CompTIA Security+ Access Control Models (EXAMCRAM CompTIA Security+ SY0-501 Fifth Edition by Diane Barrett/Marty M. Weiss)

Mandatory access control (MAC)-The most basic form of access control involves assigning labels to resources and accounts (ex. SENSITIVE, SECRET and PUBLIC). Also referred to as multilevel access control.

Discretionary access control (DAC)- A slightly more complex system of access control involves restricting access for each resource in a discretionary manner.  DAC scenarios allow individual resources to be individually made available or secure from access. Access rights are configured at the discretion of the accounts that have the authority over each resource, including the capability to extend administrative rights through the same mechanism. In DAC, a security principal (account) has complete control over the objects that it creates or otherwise owns, unless this is restricted through group or role membership. The owner assigns security levels based on objects and subjects and can make his or her own data available to others as desired.
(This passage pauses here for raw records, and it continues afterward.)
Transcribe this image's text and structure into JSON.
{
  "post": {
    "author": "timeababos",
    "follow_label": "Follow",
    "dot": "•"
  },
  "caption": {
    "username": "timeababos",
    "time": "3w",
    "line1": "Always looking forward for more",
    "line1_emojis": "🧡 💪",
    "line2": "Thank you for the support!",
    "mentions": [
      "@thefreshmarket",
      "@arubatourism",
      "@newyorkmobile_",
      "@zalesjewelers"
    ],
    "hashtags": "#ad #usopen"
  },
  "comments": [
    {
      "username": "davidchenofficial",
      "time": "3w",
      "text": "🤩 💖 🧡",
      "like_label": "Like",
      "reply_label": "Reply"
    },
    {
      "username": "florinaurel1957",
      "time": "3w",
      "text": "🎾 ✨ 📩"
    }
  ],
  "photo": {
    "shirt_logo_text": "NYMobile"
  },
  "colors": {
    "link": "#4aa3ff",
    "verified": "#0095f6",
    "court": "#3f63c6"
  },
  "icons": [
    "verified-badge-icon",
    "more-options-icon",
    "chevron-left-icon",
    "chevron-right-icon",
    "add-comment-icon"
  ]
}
A common scenario for DAC is online social network users choosing who can access their data.

Attribute-based access control (ABAC)-is a logical access control model that the Federal Identity, Credential, and Access Management (FICAM) Roadmap recommends as the preferred access control model for information sharing among divers organizations.  ABAC is based on the Extensible Access Control Markup Language (XACML). The reference architecture is similar to the core components of AAA. The ABAC authorization process is determined by evaluating rules and policies against attributes associated with a entity, such as the subject, object, operation, or environment condition.  Attributes are characteristics that define specific aspects of the entity. When an access request is made, the access decision is based on the evaluation of attributes and access control rules by the attribute-based access control mechanism.  ABAC is well suited for large and federated enterprises, making it more complicated and costly to implement and maintain than simple access control models.

Rule-based access control (RBAC)-Rule-based access control dynamically assigns roles to users based on criteria that the data custodian or system administrator defines.  Rule-based access control includes controls such as the time of day, the day of the week, specific terminal access, and GPS coordinates of the requester, along with other factors that might overlay a legitimate account's access request.  Implementation of rule-based access control might require that rules be programmed using code instead of allowing traditional access control by checking a box. 

Role-based access control (RBAC)-Access rights are first assigned to roles.  Then accounts are associated with these roles, without the direct assignment of resource access rights.  This solution provides the greatest level of scalability within large enterprise scenarios, where explicitly granting rights to each individual account could rapidly overwhelm administrative staff and increase the potential for accidentally granting unauthorized permissions.